BABELS - La ville comme frontière

Ce que les villes font aux migrants, ce que les migrants font à la ville

Villes-carrefours, villes-frontières et villes-refuges

En 2015, ladite « crise migratoire » a fait de l’asile une question centrale, débattue à l’échelle européenne – par l’instauration de quotas de répartition des réfugiés – et nationale. Certains pays, au premier rang desquels l’Allemagne, s’engage dans l’accueil des migrantes et des migrants pendant que d’autres choisissent de fermer leurs frontières. Dans ce contexte, les villes sont apparues comme de nouveaux acteurs centraux de l’hospitalité par leur capacité à mettre en œuvre des politiques singulières – plus accueillantes ou plus hostiles – envers les migrants. Espace d’imbrication des différents niveaux des politiques migratoires, espace de coprésence entre nouveaux arrivants et installés de plus longues date faisant surgir de nouveaux acteurs de l’hospitalité – les riverains et voisins qui témoignant d’une solidarité spontanée – les villes sont les lieux privilégiés de l’observation de la recomposition du paysage des migrations contemporaines. Entre passage et attente forcée, les villes sont également les lieux où la frontière acquiert une temporalité singulière. La ville met ainsi en tension l’hospitalité et le rejet des sociétés locales, le passage et l’ancrage des migrants, faisant émerger trois formes de villes au cœur de l’étude du projet Babels : les villes-frontières, les villes-refuges et les villes-carrefours.

Les espaces traversés et habités par les migrant·e·s sont autant de lieux-frontières qu’ils contribuent à façonner par leur présence. Ces espaces, reliés entre eux par les parcours migratoires, dessinent des itinéraires mouvants et évoluant en fonction des opportunités et des situations locales. Pour appréhender le vaste ensemble régional migratoire entre Europe et Méditerranée, la recherche collective s’est organisée autour d’une série d’ethnographies multi-situées et connectées entre elles, permettant de suivre des parcours de migrants dans la ville et entre les différentes villes. Articulée autour des « ateliers publics des villes frontières », le projet Babels a résolument été ancré dans une démarche d’anthropologie publique associant les savoirs produits par les enquêtes de terrain aux connaissances des acteurs des milieux associatifs, institutionnels et médiatiques concernés par l'asile, les politiques migratoires et l'accueil des étrangers. Cette démarche a permis de fonder empiriquement et théoriquement une intervention dans les débats publics sur les politiques publiques (« ce que les villes font aux migrants ») ainsi que sur la signification et les transformations induites par la présence et les pratiques sociales des migrant·e·s (« ce que les migrants font à la ville »).

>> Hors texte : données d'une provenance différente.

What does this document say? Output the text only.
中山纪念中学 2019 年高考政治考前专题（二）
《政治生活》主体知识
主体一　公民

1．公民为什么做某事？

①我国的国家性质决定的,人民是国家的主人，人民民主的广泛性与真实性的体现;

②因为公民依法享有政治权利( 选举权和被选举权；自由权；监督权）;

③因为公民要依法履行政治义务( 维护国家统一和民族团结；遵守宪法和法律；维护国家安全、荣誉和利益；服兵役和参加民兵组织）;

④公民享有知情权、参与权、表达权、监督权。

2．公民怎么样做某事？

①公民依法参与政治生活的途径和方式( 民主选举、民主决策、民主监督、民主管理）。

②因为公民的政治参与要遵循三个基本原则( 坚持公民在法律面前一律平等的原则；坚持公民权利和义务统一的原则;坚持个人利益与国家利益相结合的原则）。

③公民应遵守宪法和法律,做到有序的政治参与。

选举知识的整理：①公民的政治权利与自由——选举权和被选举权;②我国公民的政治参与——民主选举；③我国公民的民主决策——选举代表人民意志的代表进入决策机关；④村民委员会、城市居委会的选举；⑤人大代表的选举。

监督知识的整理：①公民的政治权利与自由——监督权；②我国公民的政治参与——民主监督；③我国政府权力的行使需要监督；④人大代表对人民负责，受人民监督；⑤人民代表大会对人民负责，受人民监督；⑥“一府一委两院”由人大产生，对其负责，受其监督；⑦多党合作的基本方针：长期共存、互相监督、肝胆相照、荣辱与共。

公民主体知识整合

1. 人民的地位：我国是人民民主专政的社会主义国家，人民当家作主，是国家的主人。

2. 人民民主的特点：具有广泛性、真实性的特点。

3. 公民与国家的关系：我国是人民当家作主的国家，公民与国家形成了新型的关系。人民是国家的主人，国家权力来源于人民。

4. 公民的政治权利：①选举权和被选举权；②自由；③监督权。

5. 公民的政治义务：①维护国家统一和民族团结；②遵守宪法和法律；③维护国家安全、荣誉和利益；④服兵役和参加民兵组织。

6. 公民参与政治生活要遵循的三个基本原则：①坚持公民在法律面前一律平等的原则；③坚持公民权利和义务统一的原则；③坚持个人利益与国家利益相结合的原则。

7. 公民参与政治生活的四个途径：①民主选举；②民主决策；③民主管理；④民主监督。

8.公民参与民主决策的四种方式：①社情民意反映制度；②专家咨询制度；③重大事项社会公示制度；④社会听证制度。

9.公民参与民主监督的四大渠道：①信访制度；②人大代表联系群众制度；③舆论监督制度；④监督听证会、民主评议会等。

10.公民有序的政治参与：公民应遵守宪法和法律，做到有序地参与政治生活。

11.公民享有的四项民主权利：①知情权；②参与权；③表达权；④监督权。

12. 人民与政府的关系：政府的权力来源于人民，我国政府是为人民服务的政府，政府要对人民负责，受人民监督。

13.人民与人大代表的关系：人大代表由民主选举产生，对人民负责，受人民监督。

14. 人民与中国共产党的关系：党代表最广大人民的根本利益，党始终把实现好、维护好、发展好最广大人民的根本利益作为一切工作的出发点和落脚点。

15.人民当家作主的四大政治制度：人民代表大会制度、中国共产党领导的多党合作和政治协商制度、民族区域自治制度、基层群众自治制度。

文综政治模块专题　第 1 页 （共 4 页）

Le projet Babels a permis de donner à comprendre des situations de frontières – géographiques, sociales, culturelles – contemporaines et leurs évolutions afin de changer l’échelle des débats publics en les « dé-nationalisant » grâce à un dispositif d’enquêtes faisant le lien Nord-Sud. Il a également montré le lien fondamental actuel entre villes et frontières. Le projet Babels a bénéficié d’un partenariat de recherche avec la ville de Paris qui a financé une étude sur les ressorts de l’engagement qui sous-tendent les diverses formes d’hospitalité individuelles des parisien·ne·s à l’égard des migrant·e·s.

Le projet Babels a permis de réaliser une série de descriptions fines de lieux-frontières devenus des espaces de vie pour les personnes migrantes. Une attention particulière a été accordée aux formes de sociabilité et de solidarité qui en émerge. Dans la continuité de ces travaux, une attention plus particulière pourrait être accordée aux réactions hostiles à l’accueil des migrants. L’étude de l’émergence d’un populisme de droite permettrait d’inverser les termes de la crise que traverse l’Europe. Il s’agirait de passer de l’analyse de la « crise des migrants » en Europe à une interrogation sur la « crise de l’Europe » face aux migrants.

Aux côtés des ouvrages et des articles publiés dans le cadre du projet, la volonté de s’inscrire dans une démarche d’une anthropologie publique s’est traduite par la création d’une collection « Bibliothèque des frontières » au Passager clandestin. Rédigé de manière collaborative et dans un langage qui s’adresse à un large public, les sept ouvrages de la collection ont permis une présentation thématique des résultats des recherches du projet Babels en y associant les personnes – ONG, associations militantes, migrantes et migrants, etc. – ayant participé à la production des connaissances.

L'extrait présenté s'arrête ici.